Wahlkampf in der Ukraine

Ukraine / Fernsehen / ZiB1 / 2019-01-26 19:00

Einleitung

In der Ukraine wird am 31. März ein neuer Präsident gewählt. Wahrscheinlich ist ein Zweikampf zwischen Amtsinhaber Petro Poroschenko und die früheren Ministerpräsidentin Julia Timoschenko. In Umfragen führt derzeit Timoschenko allerdings ist ihr Vorsprung nicht sehr groß. An dritter Stelle liegt der Schauspieler und Kabarettist Volodimir Zelenskij, der vor allem Wähler anspricht, die die alten politischen Eliten satt haben.

Detail

In der Ukraine wird am 31. März ein neuer Präsident gewählt. Wahrscheinlich ist ein Zweikampf zwischen Amtsinhaber Petro Poroschenko und die früheren Ministerpräsidentin Julia Timoschenko. In Umfragen führt derzeit Timoschenko allerdings ist ihr Vorsprung nicht sehr groß. An dritter Stelle liegt der Schauspieler und Kabarettist Volodimir Zelenskij, der vor allem Wähler anspricht, die die alten politischen Eliten satt haben.

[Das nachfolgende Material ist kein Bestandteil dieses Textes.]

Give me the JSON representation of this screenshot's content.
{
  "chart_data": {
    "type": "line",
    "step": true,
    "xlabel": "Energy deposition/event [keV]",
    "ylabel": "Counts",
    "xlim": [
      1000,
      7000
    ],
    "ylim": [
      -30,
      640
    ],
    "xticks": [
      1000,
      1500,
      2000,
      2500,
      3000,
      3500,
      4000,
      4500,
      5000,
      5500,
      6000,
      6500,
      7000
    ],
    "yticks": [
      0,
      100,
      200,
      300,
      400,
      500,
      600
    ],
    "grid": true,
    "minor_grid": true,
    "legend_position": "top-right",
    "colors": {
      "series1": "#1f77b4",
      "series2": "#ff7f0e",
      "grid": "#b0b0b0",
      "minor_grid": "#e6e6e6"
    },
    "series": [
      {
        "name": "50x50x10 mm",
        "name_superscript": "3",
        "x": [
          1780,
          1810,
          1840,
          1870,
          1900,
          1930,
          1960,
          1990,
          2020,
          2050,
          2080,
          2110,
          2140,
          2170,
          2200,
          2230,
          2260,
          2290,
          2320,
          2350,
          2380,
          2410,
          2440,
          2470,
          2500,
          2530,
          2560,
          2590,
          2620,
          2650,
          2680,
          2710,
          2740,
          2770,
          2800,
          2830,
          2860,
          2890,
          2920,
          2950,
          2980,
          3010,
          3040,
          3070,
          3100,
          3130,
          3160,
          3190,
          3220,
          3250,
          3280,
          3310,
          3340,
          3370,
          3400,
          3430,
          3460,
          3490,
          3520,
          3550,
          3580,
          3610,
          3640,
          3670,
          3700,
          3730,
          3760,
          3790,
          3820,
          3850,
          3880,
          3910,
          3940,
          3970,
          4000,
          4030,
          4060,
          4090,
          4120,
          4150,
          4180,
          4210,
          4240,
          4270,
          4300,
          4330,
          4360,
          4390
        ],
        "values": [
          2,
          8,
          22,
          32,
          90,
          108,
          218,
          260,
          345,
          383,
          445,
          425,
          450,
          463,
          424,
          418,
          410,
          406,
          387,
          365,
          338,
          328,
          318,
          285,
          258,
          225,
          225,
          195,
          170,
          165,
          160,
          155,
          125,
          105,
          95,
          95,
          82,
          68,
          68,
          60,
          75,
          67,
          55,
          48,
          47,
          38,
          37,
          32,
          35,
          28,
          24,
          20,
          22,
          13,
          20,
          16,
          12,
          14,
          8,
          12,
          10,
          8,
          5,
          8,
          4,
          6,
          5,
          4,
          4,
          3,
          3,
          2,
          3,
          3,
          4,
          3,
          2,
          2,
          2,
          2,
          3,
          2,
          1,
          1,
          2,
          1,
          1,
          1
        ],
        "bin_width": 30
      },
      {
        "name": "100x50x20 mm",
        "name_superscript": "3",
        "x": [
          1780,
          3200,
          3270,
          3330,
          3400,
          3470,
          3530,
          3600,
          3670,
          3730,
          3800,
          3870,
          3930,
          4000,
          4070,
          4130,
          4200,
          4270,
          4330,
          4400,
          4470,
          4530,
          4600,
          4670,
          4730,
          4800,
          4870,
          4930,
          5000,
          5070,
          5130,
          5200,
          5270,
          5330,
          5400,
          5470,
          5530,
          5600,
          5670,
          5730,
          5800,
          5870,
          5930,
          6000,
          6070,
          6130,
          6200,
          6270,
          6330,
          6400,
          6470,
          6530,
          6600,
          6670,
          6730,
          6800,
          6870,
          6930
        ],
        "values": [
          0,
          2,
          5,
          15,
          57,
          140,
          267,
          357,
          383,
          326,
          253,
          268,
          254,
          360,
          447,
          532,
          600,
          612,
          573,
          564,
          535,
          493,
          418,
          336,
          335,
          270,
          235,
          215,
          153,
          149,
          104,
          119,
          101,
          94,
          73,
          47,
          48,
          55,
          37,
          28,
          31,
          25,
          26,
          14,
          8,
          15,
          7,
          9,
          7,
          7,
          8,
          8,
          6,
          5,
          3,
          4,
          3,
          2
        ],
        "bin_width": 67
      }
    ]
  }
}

Berichtsinsert: Christian Wehrschütz aus Kiew

Insert1: Julia Timoschenko, Kandidatin für das Präsidentenamt

Aufsager: Christian Wehrschütz aus Kiew

Gesamtlänge: 1’29

Die Heerschau im Sportpalast war perfekt organisiert, bei der Julia Timoschenko ihre Kandidatur verkündete. Doch die Stimmung war nicht euphorisch, trotz der Einpeitscher, die sich redlich um die Anhänger mühten. Timoschenko verspricht einen neuen Kurs, der Armut und Missstände beseitigen soll:

„Leider ist die Ukraine heute der Spitzenreite an Korruption im Weltmaßstab. An diesem System ist jeder mit Freuden beteiligt - vom Präsidenten bis hin zur Hausverwaltung.“

Ihren Anhängern dankte sie für die Unterstützung während ihrer Haft unter dem gestürzten Präsidenten Viktor Janukowitsch. Auch Patriarch Filaret trat als Wahlkampfhelfer auf. Damit soll die Kampagne von Präsident Petro Poroschenko konterkariert werden. Er setzt massiv auf die erreichte Selbständigkeit der Ukrainisch-Orthodoxen Kirche von Moskau – mangels anderer spürbarer Erfolge für die Bevölkerung. Der Kabarettist Volodimir Zelenskij tritt als Kandidat gegen das Establishment auf. Umfragen sahen ihn bereits auf Platz zwei, doch ob er für eine Überraschung gut ist, bleibt abzuwarten.